At the end of 2017, as part of its effort to end certain Obama-era rules, the new Republican majority National Labor Relations Board overturned the joint employer standard established under Obama. According to the NLRB’s decision in Hy-Brand Indus. Contractors, Ltd. and Brandt Construction Co., in order to find a “joint employer relationship,” two entities must share actual control (verses a mere reservation of a right to control) the essential terms and conditions of employment (e.g. hiring, firing, supervision, compensation, etc). and that control must be “direct and immediate” verses merely indirect.

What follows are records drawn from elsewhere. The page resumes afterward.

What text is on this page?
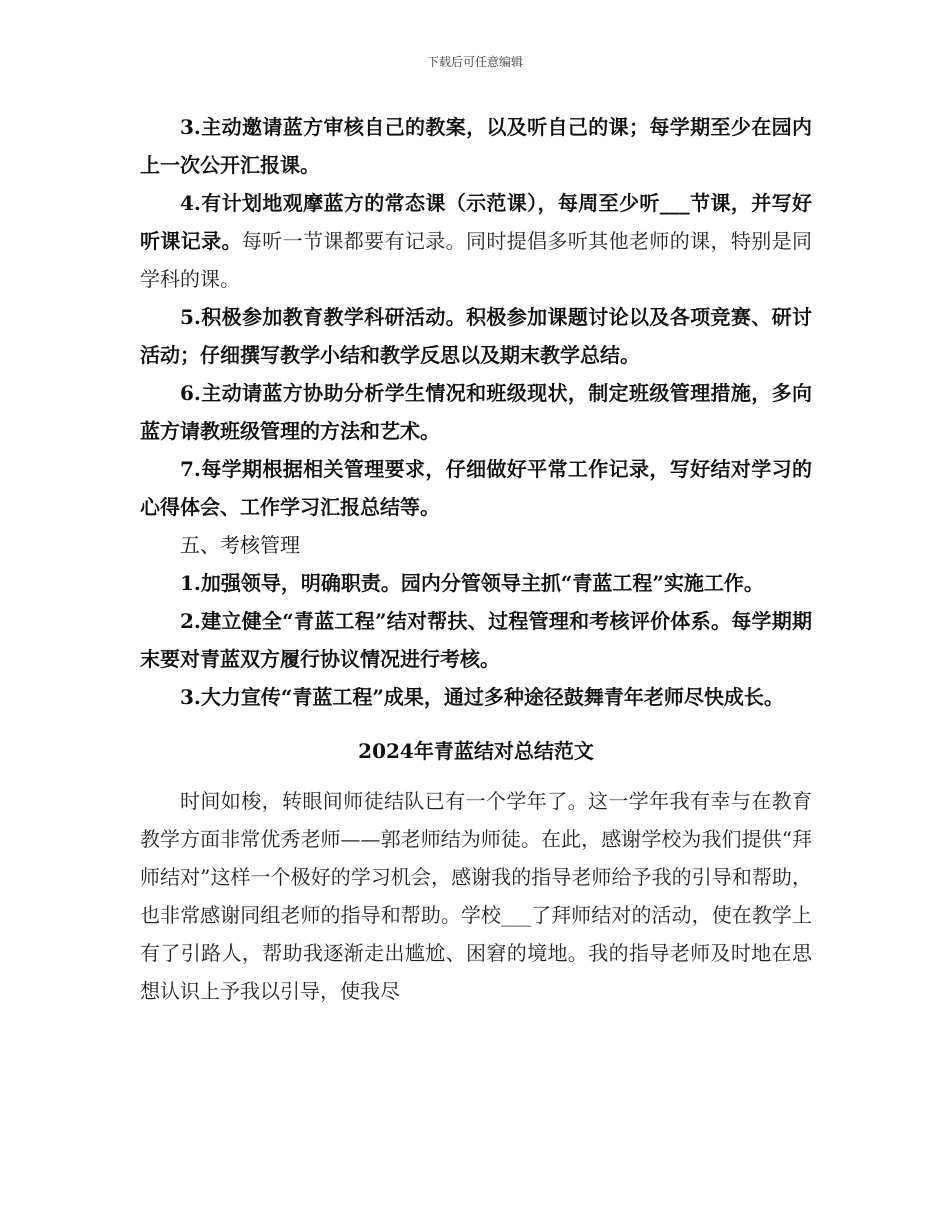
下载后可任意编辑

3.主动邀请蓝方审核自己的教案，以及听自己的课；每学期至少在园内上一次公开汇报课。

4.有计划地观摩蓝方的常态课（示范课），每周至少听___节课，并写好听课记录。每听一节课都要有记录。同时提倡多听其他老师的课，特别是同学科的课。

5.积极参加教育教学科研活动。积极参加课题讨论以及各项竞赛、研讨活动；仔细撰写教学小结和教学反思以及期末教学总结。

6.主动请蓝方协助分析学生情况和班级现状，制定班级管理措施，多向蓝方请教班级管理的方法和艺术。

7.每学期根据相关管理要求，仔细做好平常工作记录，写好结对学习的心得体会、工作学习汇报总结等。

五、考核管理

1.加强领导，明确职责。园内分管领导主抓“青蓝工程”实施工作。

2.建立健全“青蓝工程”结对帮扶、过程管理和考核评价体系。每学期期末要对青蓝双方履行协议情况进行考核。

3.大力宣传“青蓝工程”成果，通过多种途径鼓舞青年老师尽快成长。

2024年青蓝结对总结范文

时间如梭，转眼间师徒结队已有一个学年了。这一学年我有幸与在教育教学方面非常优秀老师——郭老师结为师徒。在此，感谢学校为我们提供“拜师结对”这样一个极好的学习机会，感谢我的指导老师给予我的引导和帮助，也非常感谢同组老师的指导和帮助。学校___了拜师结对的活动，使在教学上有了引路人，帮助我逐渐走出尴尬、困窘的境地。我的指导老师及时地在思想认识上予我以引导，使我尽
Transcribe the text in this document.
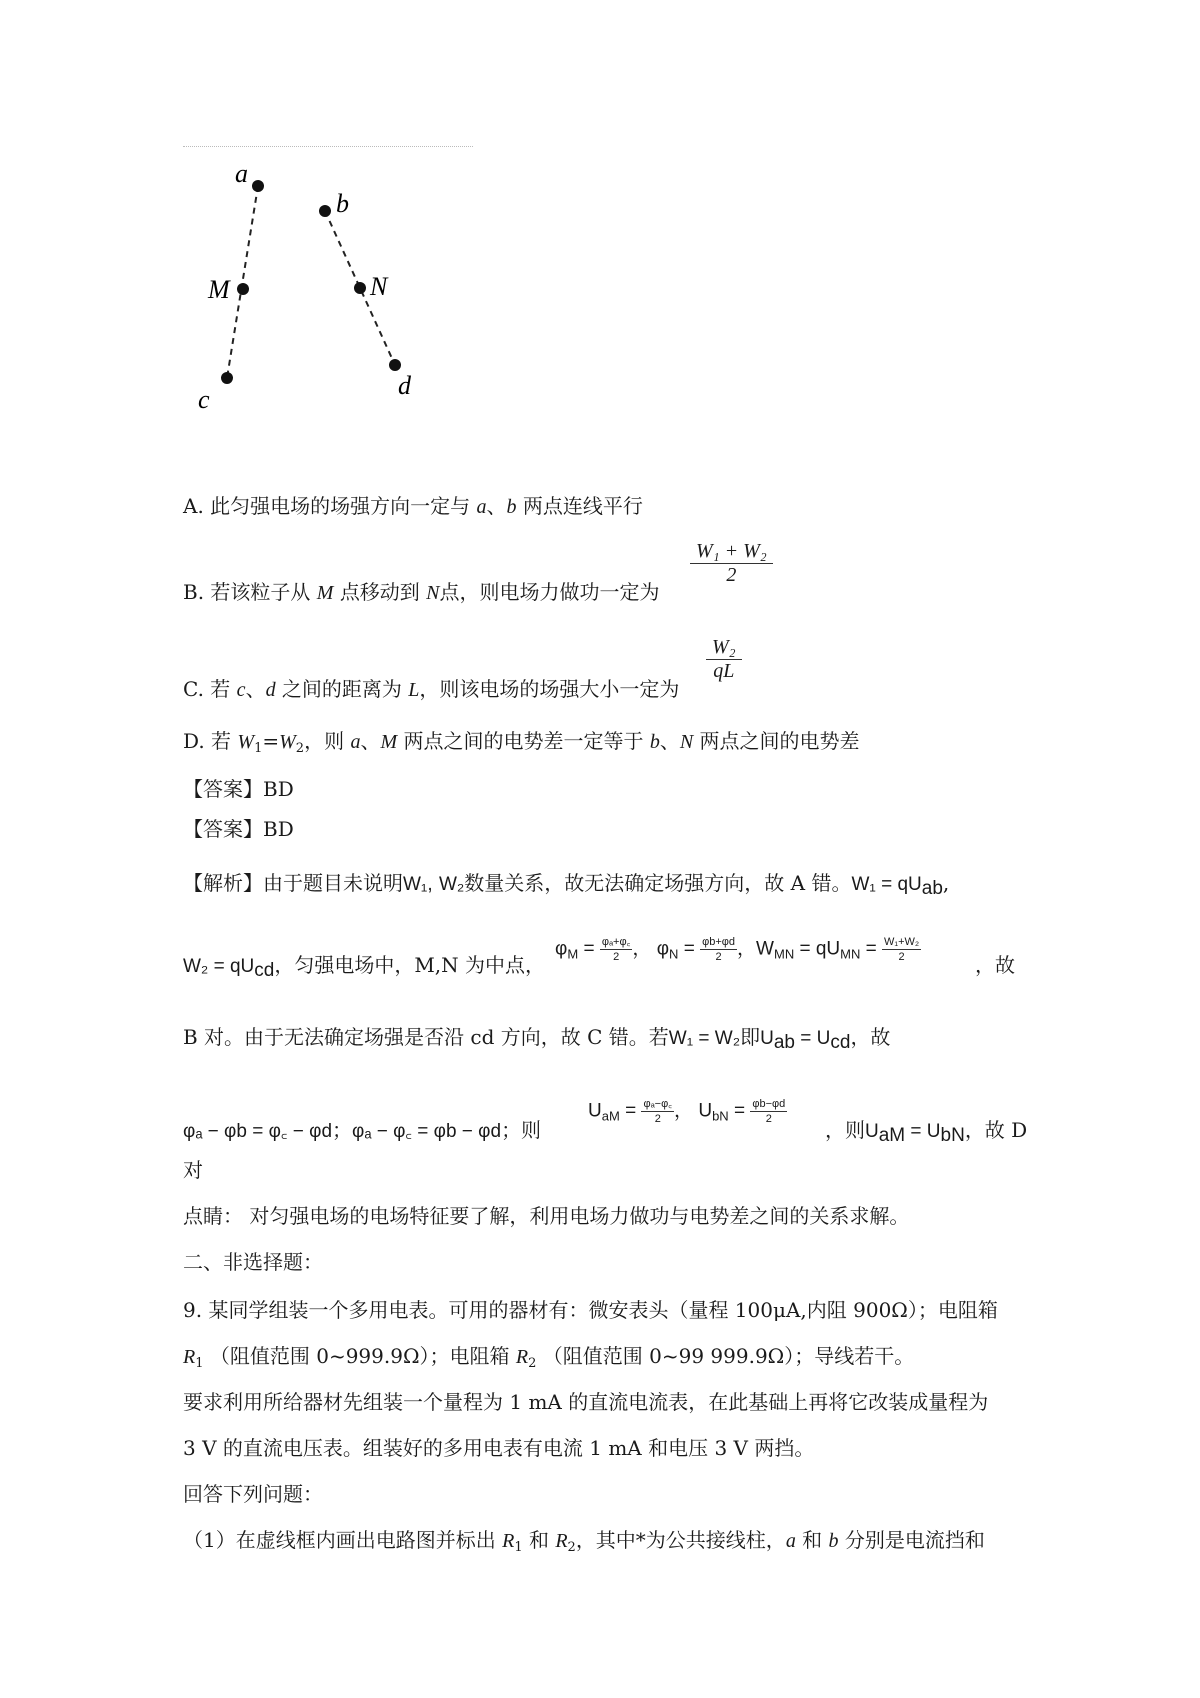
a
M
c
b
N
d
A. 此匀强电场的场强方向一定与 a、b 两点连线平行
B. 若该粒子从 M 点移动到 N点，则电场力做功一定为
$\frac{\text{W₁ + W₂}}{2}$
C. 若 c、d 之间的距离为 L，则该电场的场强大小一定为
$\frac{\text{W₂}}{qL}$
D. 若 $W_1=W_2$，则 a、M 两点之间的电势差一定等于 b、N 两点之间的电势差
【答案】BD
【答案】BD
【解析】由于题目未说明W₁, W₂数量关系，故无法确定场强方向，故 A 错。W₁ = qUab,
W₂ = qUcd，匀强电场中，M,N 为中点，
$\varphi_M = \frac{\text{φₐ+φ꜀}}{2}$ ， $\varphi_N = \frac{\varphi b+\varphi d}{2}$ ，$W_{MN} = qU_{MN} = \frac{\text{W₁+W₂}}{2}$
，故
B 对。由于无法确定场强是否沿 cd 方向，故 C 错。若W₁ = W₂即Uab = Ucd，故
φₐ − φb = φ꜀ − φd；φₐ − φ꜀ = φb − φd；则
$U_{aM} = \frac{\text{φₐ−φ꜀}}{2}$ ， $U_{bN} = \frac{\varphi b-\varphi d}{2}$
，则UaM = UbN，故 D
对
点睛： 对匀强电场的电场特征要了解，利用电场力做功与电势差之间的关系求解。
二、非选择题：
9. 某同学组装一个多用电表。可用的器材有：微安表头（量程 100μA,内阻 900Ω）；电阻箱
$R_1$ （阻值范围 0~999.9Ω）；电阻箱 $R_2$ （阻值范围 0~99 999.9Ω）；导线若干。
要求利用所给器材先组装一个量程为 1 mA 的直流电流表，在此基础上再将它改装成量程为
3 V 的直流电压表。组装好的多用电表有电流 1 mA 和电压 3 V 两挡。
回答下列问题：
（1）在虚线框内画出电路图并标出 $R_1$ 和 $R_2$，其中*为公共接线柱，a 和 b 分别是电流挡和
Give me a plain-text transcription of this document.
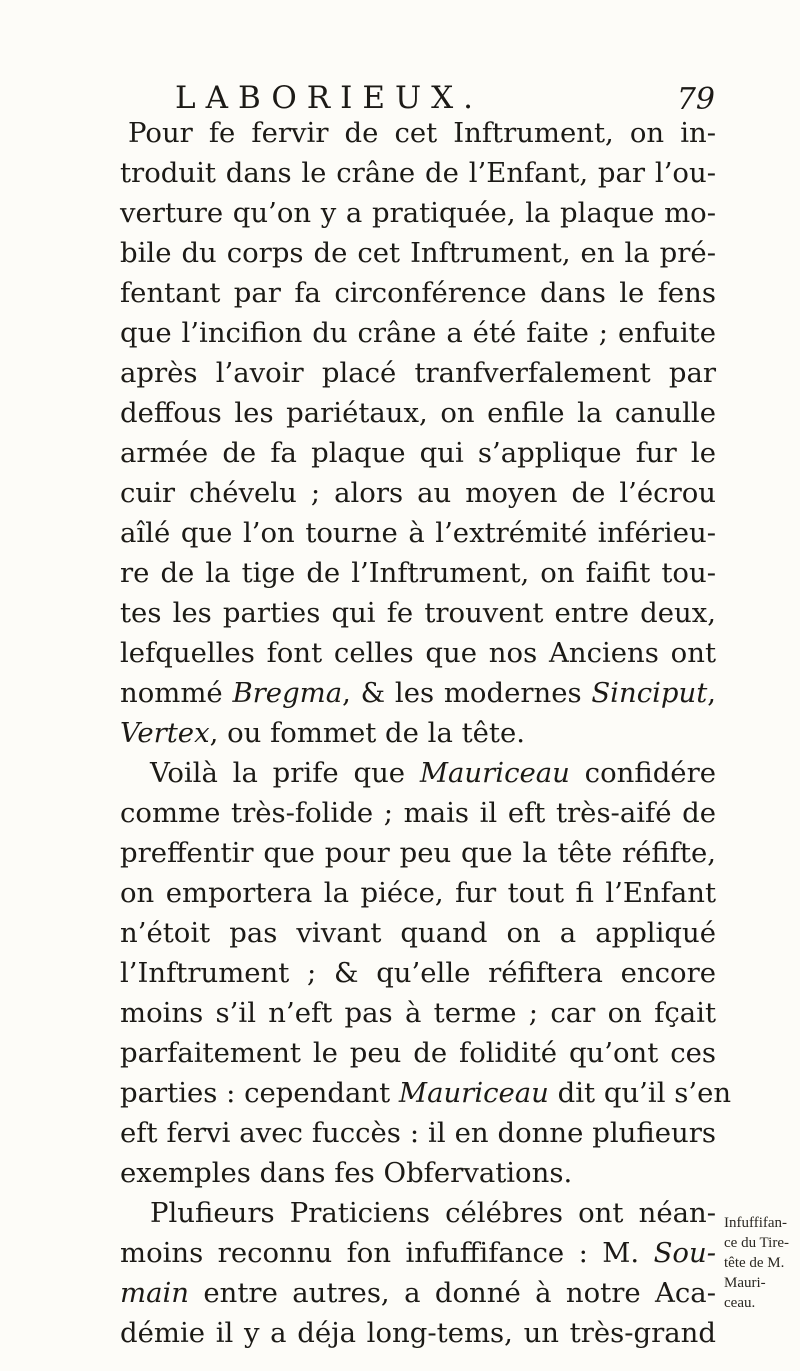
LABORIEUX.	79
Pour fe fervir de cet Inftrument, on in-
troduit dans le crâne de l’Enfant, par l’ou-
verture qu’on y a pratiquée, la plaque mo-
bile du corps de cet Inftrument, en la pré-
fentant par fa circonférence dans le fens
que l’incifion du crâne a été faite ; enfuite
après l’avoir placé tranfverfalement par
deffous les pariétaux, on enfile la canulle
armée de fa plaque qui s’applique fur le
cuir chévelu ; alors au moyen de l’écrou
aîlé que l’on tourne à l’extrémité inférieu-
re de la tige de l’Inftrument, on faifit tou-
tes les parties qui fe trouvent entre deux,
lefquelles font celles que nos Anciens ont
nommé Bregma, & les modernes Sinciput,
Vertex, ou fommet de la tête.
Voilà la prife que Mauriceau confidére
comme très-folide ; mais il eft très-aifé de
preffentir que pour peu que la tête réfifte,
on emportera la piéce, fur tout fi l’Enfant
n’étoit pas vivant quand on a appliqué
l’Inftrument ; & qu’elle réfiftera encore
moins s’il n’eft pas à terme ; car on fçait
parfaitement le peu de folidité qu’ont ces
parties : cependant Mauriceau dit qu’il s’en
eft fervi avec fuccès : il en donne plufieurs
exemples dans fes Obfervations.
Plufieurs Praticiens célébres ont néan-
moins reconnu fon infuffifance : M. Sou-
main entre autres, a donné à notre Aca-
démie il y a déja long-tems, un très-grand
Infuffifan-
ce du Tire-
tête de M.
Mauri-
ceau.
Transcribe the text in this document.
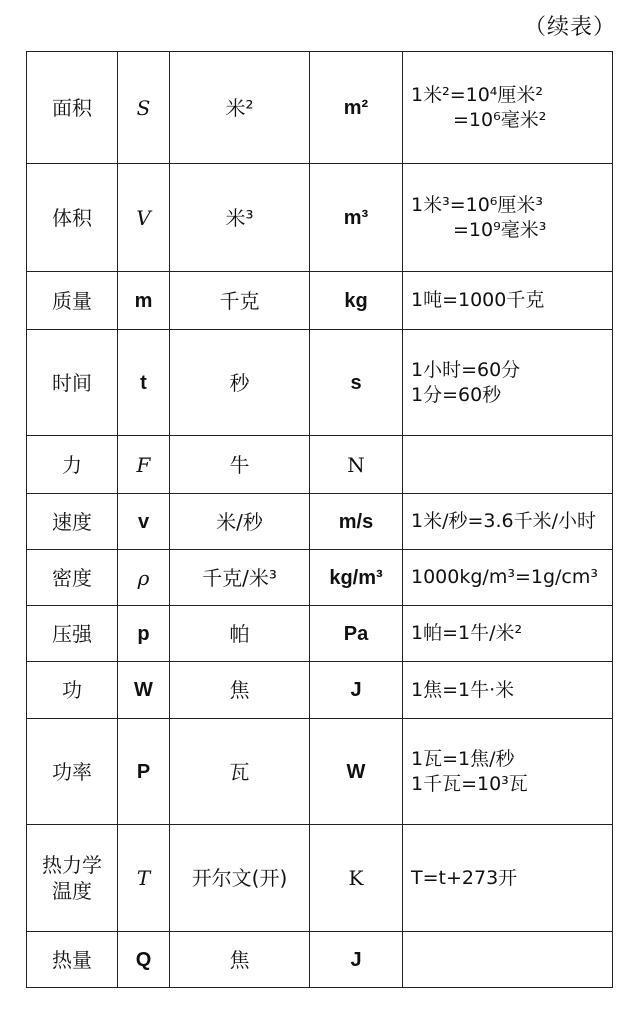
（续表）
面积	S	米²	m²	1米²=10⁴厘米²
=10⁶毫米²

体积	V	米³	m³	1米³=10⁶厘米³
=10⁹毫米³

质量	m	千克	kg	1吨=1000千克

时间	t	秒	s	1小时=60分
1分=60秒

力	F	牛	N	
速度	v	米/秒	m/s	1米/秒=3.6千米/小时

密度	ρ	千克/米³	kg/m³	1000kg/m³=1g/cm³

压强	p	帕	Pa	1帕=1牛/米²

功	W	焦	J	1焦=1牛·米

功率	P	瓦	W	1瓦=1焦/秒
1千瓦=10³瓦

热力学
温度	T	开尔文(开)	K	T=t+273开

热量	Q	焦	J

This week, the NLRB vacated its decision in Hy-Brand, after the inspector general issued a report condemning a member of the NLRB for improperly participating in the case. This means that the 2015 test established in the Browning-Ferris Industries of California, Inc. d/b/a BFINewby Island Recyclery decision, once again governs whether two entities constitute joint employers.
Under the Browning-Ferris test, two or more entities are joint employers of a single workforce if (1) they are both employers within the meaning of the common law; and (2) they share or codetermine those matters governing the essential terms and conditions of employment. In evaluating whether an employer possesses sufficient control over employees to qualify as a joint employer, the considers, among other factors, whether an employer has exercised control over terms and conditions of employment indirectly through an intermediary, or whether it has reserved the authority to do so.
The reversion back to this more relaxed standard means that employers who employ workers through temporary agencies, or who utilize franchises or subcontractors to conduct business, are more likely to be viewed by the NLRB as a joint employer – that is until it changes its mind again!